Вечером, в садик пройдясь, из ворот, проглядела она в переулок; пропятилось там очертание женщины, — с палкой, под рыжею тучей: на фоне глухой, желто-сизой стены; и ворона кружилась над ней, как над падалью.
Вдруг дерева забессмыслились в шопотах: завертопрашило в окна.
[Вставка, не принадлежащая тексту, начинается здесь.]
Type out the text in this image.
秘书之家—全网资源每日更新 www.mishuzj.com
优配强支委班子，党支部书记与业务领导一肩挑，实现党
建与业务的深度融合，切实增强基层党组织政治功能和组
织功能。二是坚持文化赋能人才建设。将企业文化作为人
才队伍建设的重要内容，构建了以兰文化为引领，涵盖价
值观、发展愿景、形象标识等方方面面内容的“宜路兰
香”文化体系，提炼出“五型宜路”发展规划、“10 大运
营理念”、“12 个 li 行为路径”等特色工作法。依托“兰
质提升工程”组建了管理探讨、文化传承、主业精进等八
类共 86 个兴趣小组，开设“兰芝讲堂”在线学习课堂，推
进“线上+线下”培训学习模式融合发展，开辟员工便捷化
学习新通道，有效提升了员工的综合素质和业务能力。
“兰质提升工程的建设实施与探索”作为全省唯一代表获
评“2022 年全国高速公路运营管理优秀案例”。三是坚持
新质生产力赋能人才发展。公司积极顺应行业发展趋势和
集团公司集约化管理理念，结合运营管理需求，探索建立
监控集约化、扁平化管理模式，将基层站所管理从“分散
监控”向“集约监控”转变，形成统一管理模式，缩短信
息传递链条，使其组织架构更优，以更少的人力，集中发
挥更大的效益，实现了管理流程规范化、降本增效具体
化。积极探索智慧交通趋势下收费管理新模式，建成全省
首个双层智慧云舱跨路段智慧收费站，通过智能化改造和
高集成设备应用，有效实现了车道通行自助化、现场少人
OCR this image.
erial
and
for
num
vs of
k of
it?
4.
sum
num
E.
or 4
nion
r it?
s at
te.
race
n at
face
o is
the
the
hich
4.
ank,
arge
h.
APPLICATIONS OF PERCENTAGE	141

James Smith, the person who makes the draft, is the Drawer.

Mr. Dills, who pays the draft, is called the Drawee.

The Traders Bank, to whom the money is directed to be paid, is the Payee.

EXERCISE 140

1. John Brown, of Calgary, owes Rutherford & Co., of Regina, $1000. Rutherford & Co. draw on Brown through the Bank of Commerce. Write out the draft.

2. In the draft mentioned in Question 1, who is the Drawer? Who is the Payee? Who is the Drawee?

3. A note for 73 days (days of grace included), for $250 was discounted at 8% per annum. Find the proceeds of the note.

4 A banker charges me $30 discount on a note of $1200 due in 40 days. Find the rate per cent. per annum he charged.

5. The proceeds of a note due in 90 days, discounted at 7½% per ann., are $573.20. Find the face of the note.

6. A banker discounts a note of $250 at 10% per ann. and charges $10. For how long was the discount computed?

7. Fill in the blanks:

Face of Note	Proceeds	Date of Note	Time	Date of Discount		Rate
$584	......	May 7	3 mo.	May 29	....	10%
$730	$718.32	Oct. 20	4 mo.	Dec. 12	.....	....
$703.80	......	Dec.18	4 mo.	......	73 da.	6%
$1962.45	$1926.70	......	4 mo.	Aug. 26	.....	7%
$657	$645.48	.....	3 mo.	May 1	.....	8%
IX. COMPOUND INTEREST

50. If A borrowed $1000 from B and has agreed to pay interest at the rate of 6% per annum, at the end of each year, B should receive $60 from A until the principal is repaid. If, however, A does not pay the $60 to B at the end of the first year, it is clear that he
Порыв налетел.
Десять дней уж прошло: написала Никите Васильевичу обо всем: от него она знала о «краже со взломом» в столе; он ей плакался, что уж три месяца с Анной Павловной совсе не видится (кушает, трудится и отдыхает один), что она, оградившись стеной от него, за стеною сидит; и сопит хам ужасно; ночами его настигает порой в коридоре, со свечкой в руках.
Погрозится; и — скроется.
Да, Василиса Сергеевна в длинном письме в первый раз от Никиты Васильевича в резкой форме потребовала: угомонить Анну Павловну!
Странно: сперва промолчал; и молчанием этим предательски он поступил с беззащитною женщиной; после уже получила письмо от него; написал — невпрочет, невразгреб: темновато и витиевато.
И — рожилось: дни с подмиганцами! Шторы в гостиной ложились лилово-атласными складками.
Из-за гардин, ставши взбочь, поглядела: с угла переулка старуха, сжав трость, упиралась к ним в окна двумя темно-синими стеклами, чтоб, став в дверях, наградить их ударами; темные горькие тени от тучи прошли.
Василиса Сергеевна, ахнув, — к себе: запереться; смирнела в тенях, потрясухою дергаясь; там, из окна, — вид на дворик: росла молодятина, сохло белье на веревках: и желто — песочный просох исклокочился травкой под блестки дождя, в косом солнышке; разворошился людьми этот дворик: просунуться б, воздушек нюхать.
Она же, — смирнела в тенях, уже зная, что… что…: как река льет струи свои в море, так точно со всех направлений лилась Анна Павловна к ним в переулок: с Телячьей Площадки.
А дни подсыхали; и радостно так дроботали пролетки: уже обозначалась леторосль отпрысков, веточек, жердочек; щелкнуло в воздухе птицею; даже был раз теплооблачный, голубо-пепельный день.
И потом все свернулось в дожди; и дожди обернулись в снежинки.
«Она», — не сошла ли с ума?
Потому что, — стояла литым изваяньем в угле переулка, застынув составом весьма разнородных веществ; подойдя к подоконнику, — в окна просунется; выйти из двери, — и следом пойдет: исковеркать ей жизнь.
То — часами бродила кругом переулка; но день изо дня уменьшались круги; приближались; и — снова: часами стояла там, наискось, и — было странно стояние толстой старухи в очках с перевязанной черным платком головою, с увесистой палкой, которую твердо держала она, на которую твердо она опиралась; ее — заносили снежинки; и — перегревали лучи; но — стояла.
Стояла все ближе.
Профессорша чувствовала, что — пойдет: станет прямо под окнами; будет кивать им оттуда и будет стучать им оттуда, — обславит; старуху и так уже видели.